Jane Lynch: Your not-so-ordinary guardian angel

Jane (far right) with Angel From Hell co-star Maggie Lawson

MANILA, Philippines - Jane Lynch’s lanky frame and wolfish grin are so ubiquitous on screen that it’s easy to forget that she hasn’t had her own TV show. That deficit is corrected Thursday night when CBS presents Angel From Hell, a sitcom in which she plays Amy, a guardian angel who’s essentially a well-meaning, pathologically needy stalker with a drinking problem and a tendency to over share.

The series, created by Tad Quill (Bent), dials down Lynch’s caustic comic persona a notch or two — Amy is part-mean Sue Sylvester from Glee, part-friendly Clarence from It’s a Wonderful Life. Quill is trying for something that’s funny in the Bill Lawrence adult-suburban-hipster mode (he and Lawrence worked together in Scrubs and Spin City) and also heartfelt, with a message about self-actualization and taking control of our life. Lynch negotiates this divide effortlessly — she’s often hilarious and always engaging — but the show around her occasionally bogs down in its own mushiness.

Amy is the lifelong guardian of Allison (Maggie Lawson), an uptight dermatologist to whom she reveals herself as the show begins. Quill has cited Bewitched and I Dream of Jeannie as his models for Angel From Hell, but the emphasis is less on magic than on female buddy comedy. Train wreck Amy and overly organized Allison are an Id-and-superego pairing whose roots stretch back as far as Rhoda Morgenstern and Mary Richardson of The Mary Tyler Moore Show (or as close as Max and Caroline in 2 Broke Girls).

Allison is not convinced with Amy’s divinity, but there’s evidence that Amy is not just a nut job, including her uncanny and metaphorical ability to catch an object thrown at her. Amy makes her appearance just in time to save Allison from a major life mistake involving an unemployed boyfriend, who, as he exits, denounces Allison for always working and being too intense.

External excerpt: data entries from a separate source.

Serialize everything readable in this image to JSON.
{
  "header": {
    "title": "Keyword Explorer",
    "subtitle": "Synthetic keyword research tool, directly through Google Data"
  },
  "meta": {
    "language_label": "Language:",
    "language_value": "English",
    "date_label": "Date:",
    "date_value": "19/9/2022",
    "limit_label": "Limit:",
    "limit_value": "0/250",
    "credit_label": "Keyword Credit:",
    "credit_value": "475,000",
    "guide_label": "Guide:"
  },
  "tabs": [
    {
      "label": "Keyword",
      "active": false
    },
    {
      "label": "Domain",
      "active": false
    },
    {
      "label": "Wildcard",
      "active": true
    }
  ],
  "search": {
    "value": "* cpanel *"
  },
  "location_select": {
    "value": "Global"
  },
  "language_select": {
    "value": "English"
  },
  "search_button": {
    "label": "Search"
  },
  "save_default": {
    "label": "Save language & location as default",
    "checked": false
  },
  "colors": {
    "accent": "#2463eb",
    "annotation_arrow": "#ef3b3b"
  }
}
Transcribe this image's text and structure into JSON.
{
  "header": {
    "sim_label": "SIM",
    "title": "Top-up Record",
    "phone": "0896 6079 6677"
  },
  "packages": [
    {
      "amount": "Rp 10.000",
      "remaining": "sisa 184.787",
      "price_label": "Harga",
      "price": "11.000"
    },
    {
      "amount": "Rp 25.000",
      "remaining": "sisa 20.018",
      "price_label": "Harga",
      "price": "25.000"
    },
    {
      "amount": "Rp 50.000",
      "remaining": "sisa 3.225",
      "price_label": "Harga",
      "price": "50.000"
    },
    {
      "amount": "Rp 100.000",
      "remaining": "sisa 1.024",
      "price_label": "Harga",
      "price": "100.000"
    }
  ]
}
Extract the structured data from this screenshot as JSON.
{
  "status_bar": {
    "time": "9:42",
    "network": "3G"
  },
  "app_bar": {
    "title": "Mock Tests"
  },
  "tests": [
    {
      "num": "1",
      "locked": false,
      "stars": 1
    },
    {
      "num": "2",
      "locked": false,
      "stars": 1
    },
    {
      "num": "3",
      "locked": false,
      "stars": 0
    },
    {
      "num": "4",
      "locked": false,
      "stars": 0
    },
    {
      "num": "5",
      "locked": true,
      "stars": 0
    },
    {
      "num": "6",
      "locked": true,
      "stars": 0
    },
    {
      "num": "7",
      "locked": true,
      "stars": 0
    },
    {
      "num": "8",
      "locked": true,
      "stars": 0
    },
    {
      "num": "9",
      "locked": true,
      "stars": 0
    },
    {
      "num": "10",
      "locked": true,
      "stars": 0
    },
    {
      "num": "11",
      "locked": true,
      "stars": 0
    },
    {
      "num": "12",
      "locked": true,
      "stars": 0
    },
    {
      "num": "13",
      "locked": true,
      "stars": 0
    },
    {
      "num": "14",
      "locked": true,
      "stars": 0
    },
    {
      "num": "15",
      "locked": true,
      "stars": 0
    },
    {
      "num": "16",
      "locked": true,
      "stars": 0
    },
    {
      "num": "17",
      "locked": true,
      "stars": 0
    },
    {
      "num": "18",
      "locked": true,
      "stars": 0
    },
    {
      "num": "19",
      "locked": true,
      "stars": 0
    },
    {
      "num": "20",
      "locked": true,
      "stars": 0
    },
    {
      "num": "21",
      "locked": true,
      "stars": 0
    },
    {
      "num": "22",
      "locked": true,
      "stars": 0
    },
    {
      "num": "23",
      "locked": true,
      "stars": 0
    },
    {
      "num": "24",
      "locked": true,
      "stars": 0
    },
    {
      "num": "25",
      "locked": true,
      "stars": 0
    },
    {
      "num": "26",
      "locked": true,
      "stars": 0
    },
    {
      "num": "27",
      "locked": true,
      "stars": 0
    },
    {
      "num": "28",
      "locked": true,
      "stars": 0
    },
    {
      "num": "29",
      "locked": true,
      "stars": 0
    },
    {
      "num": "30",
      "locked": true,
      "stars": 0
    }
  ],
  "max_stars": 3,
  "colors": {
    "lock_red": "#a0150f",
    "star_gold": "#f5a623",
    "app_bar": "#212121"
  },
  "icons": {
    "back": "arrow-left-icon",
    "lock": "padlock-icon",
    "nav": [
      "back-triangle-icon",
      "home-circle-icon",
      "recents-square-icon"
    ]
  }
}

We understand that the boyfriend’s indictment is unfair — Allison is supporting him, after all — but then the show turns around and indicts her for the very same thing. Amy’s project, through two episodes, is to loosen Allison up, to get her to work less, do some daytime drinking and engage in some casual sex. It’s the latest wrinkle on a woman’s inability to have it all — try too hard and a guardian angel will come down and make jokes at your expense until you agree to that 2 p.m. margarita.